The **iv_woe()** function takes in the following arguments:

**data:** a dataframe containing the predictor variables and the target variable

**target:** the name of the target variable

**bins:** the number of bins to use for discretizing continuous variables

**optimize:** a boolean indicating whether to optimize the binning of the continuous variables

**thresold:** the minimum percentage of non-events (negative outcome) in each bin for optimization. If optimize is set to True, the function will iterate over the number of bins from 20 to 1 and calculate the WoE and IV for each bin. If the percentage of non-events in each bin is greater than or equal to the specified thresold, it will return the WoE and IV for that bin. If it cannot find a binning that meets the thresold, it will return the WoE and IV for the best bin it could find.

If optimize is set to False, the function will calculate the WoE and IV for the specified number of bins.

The function returns a dataframe containing the WoE and IV for each predictor variable.

```python
import pandas as pd
import datanerd as dn

df = pd.read_csv('cancer.csv')
iv,woe = dn.iv_woe(data=df,target='Diagnosis',bins=20,optimize=True,thresold=True)
```

This **pushdb()** function takes Pandas dataframe (**`data`**), a table name (**`tablename`**), a server name (**`server`**), a database name (**`database`**), and a schema name (**`schema`**)
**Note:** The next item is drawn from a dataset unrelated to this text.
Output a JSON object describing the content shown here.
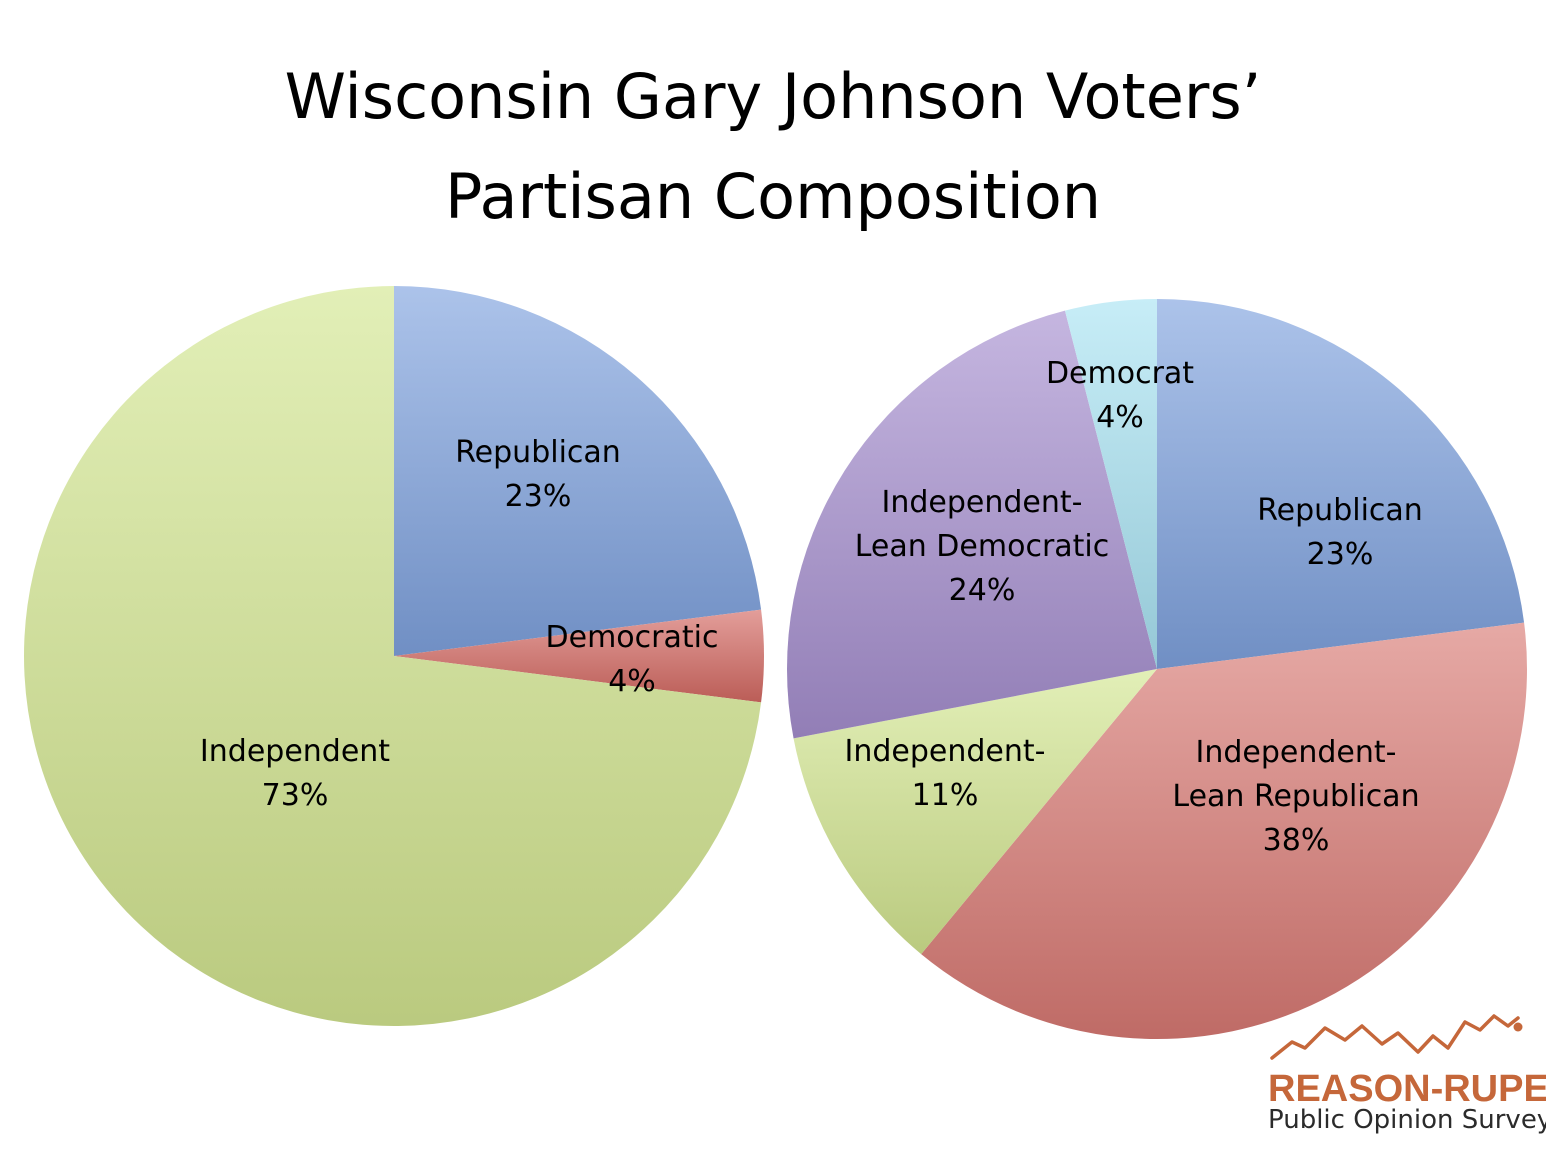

It then creates a connection to a Microsoft SQL Server database using these input parameters, and pushes the **`data`** i.e dataframe to the specified table in the database. The function is written to handle a fast execution of many records using the **`fast_executemany`** argument in the **`create_engine`** function.

```python
import pandas as pd
import datanerd as dn

df = pd.read_csv('day.csv')
dn.pushdb(df, tablename='day', server='SQL-DW', database='schedule', schema='ana')
```

This will push the data i.e dataframe to the **day** table in the **schedule** database on the **SQL-DW** server, using the **ana** schema.